И тут же из темноты выдвинулась пожилая женщина в черном платке, стянутом узлом под подбородком. Комната оказалась кухонькой. В дверях горницы, прислонившись к косяку, стояла девушка в красной кофте и синей юбке, только сейчас ее голова была повязана белым платком. Девушка смотрела, широко раскрыв глаза, но быстро взяла себя в руки и теперь разглядывала партизан, уже не сомневаясь в том, что нет сегодня на свете такого чуда, которое может удивить человека.
Времена пошли такие, что, посыпься с неба живые и мертвые, даже это никого не поразит.
— Мать, можно у вас передохнуть?
— Можно, сынки, можно. Вот садитесь сюда. Притомились, видно, в дороге. Вот сюда, на скамейку. Счастье еще, не холодно.
— Солнце нас не забывает, оно свое дело знает, — выпалил Голый и сел на низкую скамеечку; пулемет поставил между колен.

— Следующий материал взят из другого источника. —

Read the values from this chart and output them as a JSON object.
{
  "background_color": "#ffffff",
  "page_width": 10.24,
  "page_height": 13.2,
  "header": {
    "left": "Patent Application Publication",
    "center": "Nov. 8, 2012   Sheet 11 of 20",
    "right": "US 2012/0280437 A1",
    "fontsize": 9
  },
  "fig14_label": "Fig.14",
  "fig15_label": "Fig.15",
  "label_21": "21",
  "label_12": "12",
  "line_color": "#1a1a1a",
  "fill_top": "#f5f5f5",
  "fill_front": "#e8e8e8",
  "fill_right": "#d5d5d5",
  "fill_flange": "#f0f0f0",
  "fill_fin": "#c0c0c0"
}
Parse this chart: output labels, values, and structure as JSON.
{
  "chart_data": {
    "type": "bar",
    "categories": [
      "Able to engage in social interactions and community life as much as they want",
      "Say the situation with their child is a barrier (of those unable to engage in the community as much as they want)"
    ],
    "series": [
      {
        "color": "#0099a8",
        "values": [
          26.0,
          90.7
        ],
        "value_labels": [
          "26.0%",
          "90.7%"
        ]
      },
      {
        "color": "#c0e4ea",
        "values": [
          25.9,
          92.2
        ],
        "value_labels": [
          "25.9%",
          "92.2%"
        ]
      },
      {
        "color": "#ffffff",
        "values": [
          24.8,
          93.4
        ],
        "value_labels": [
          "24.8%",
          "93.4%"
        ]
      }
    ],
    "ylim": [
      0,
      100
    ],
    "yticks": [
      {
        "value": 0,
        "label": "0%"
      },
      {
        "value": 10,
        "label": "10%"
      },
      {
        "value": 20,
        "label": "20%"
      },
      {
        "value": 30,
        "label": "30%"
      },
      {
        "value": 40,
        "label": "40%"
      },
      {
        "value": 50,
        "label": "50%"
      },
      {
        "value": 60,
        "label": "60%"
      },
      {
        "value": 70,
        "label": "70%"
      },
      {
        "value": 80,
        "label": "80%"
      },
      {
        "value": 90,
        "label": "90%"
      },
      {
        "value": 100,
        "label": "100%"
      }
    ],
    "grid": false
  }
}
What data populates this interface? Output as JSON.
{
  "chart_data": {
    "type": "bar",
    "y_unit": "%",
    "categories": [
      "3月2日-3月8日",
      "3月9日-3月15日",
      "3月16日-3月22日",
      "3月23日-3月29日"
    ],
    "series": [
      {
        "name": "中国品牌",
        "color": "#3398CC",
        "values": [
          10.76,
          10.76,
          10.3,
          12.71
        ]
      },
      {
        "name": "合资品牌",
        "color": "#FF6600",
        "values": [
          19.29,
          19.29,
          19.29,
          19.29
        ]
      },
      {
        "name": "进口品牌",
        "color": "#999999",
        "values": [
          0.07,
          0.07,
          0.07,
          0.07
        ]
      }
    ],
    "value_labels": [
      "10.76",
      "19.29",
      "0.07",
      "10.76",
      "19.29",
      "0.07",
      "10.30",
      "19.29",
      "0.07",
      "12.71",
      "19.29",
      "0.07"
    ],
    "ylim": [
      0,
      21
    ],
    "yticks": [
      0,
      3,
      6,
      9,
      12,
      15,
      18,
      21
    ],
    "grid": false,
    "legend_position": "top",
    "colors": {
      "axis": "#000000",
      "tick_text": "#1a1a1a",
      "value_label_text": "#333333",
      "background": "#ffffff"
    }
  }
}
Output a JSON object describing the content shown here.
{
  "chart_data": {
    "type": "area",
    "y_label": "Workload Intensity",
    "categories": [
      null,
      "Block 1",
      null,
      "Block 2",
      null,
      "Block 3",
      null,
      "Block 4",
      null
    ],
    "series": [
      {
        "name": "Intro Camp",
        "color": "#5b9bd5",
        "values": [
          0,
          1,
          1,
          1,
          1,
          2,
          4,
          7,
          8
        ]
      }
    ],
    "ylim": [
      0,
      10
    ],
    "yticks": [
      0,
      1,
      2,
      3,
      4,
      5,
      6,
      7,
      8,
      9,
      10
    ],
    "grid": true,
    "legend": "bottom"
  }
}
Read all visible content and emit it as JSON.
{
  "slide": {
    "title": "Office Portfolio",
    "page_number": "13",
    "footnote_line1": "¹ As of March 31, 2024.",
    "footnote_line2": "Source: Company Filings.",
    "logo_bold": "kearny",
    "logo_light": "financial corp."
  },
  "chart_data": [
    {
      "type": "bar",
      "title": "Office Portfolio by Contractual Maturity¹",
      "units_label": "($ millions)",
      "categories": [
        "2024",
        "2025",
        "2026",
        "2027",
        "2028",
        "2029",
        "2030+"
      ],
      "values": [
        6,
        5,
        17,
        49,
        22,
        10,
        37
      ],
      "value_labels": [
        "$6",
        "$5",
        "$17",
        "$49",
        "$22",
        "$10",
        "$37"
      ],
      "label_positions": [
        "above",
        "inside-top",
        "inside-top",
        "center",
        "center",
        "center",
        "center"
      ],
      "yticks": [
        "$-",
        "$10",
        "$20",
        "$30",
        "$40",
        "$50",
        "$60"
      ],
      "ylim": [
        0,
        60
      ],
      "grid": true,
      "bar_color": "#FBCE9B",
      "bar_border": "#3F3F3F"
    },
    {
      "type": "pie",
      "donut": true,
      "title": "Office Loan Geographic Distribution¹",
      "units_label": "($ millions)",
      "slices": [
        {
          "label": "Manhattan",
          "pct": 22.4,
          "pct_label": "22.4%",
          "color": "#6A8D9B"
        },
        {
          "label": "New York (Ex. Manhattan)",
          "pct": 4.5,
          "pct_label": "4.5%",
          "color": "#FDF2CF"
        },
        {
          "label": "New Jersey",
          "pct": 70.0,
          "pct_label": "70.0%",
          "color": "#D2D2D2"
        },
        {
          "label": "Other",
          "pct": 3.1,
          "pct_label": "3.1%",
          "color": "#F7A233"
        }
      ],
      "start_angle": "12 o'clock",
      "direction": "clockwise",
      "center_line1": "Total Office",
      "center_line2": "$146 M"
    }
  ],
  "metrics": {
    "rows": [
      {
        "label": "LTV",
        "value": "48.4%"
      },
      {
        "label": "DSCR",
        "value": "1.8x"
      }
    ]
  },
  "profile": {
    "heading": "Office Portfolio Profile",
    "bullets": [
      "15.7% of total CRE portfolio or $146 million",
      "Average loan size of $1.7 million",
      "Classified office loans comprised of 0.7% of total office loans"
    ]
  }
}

Мальчик проковылял за ним и опустился рядом.
Они сидели, припав спинами к стене, с напряженно поднятой головой, точно боялись малейшим движением спугнуть долгожданную явь.
А женщина, сжав руки, глядела на них вопрошающим взглядом. Бледные лица, широко раскрытые невидящие глаза. Зеленый луг, залитый солнцем, бросал на них зеленоватый, мертвенный отсвет. Они сидели, как неживые, лишь руки, сжимавшие оружие, чуть заметно дрожали.
Девушка в дверях горницы не сводила с них больших голубых глаз.
Обе женщины ждали, чтоб гости заговорили.
Старшая в замешательстве начала поправлять узел платка. И тут Голый улыбнулся и сказал:
— Село…
— Устали вы, — сказала женщина.
— Да, да, — ответил Голый.
— А может, вы голодные? Конечно, голодные!
— Да, да, — снова повторил Голый.
Девушка сделала шаг вперед, спрятала руки в складках юбки и опять уставилась на них большими голубыми глазами.
— У меня как раз теплое молоко есть, если, конечно, хотите. Лучшего-то сейчас ничего нет. Выпьете молочка?
Партизаны не шелохнулись. Застыли, как изваяние. Только на лице Голого обозначилась легкая учтивая улыбка — чуть шире прежней.
— Молока не хотите?.. Корову-то мы еще сохранили.
— Молока, — сказал Голый, и на его лице наконец появилась трепетная, растроганная улыбка. — Молока, ха-ха-ха…
— Вы не сердитесь, ничего другого у меня нет. Знаю, что вы не дети — молоко пить.
Голый еще шире раскрыл глаза и посмотрел на женщину. На глазах его выступили слезы. Девушка усиленно теребила передник.
— Молока? — серьезно спросил Голый.
— Да, — сказала женщина, испытующе поглядывая на них.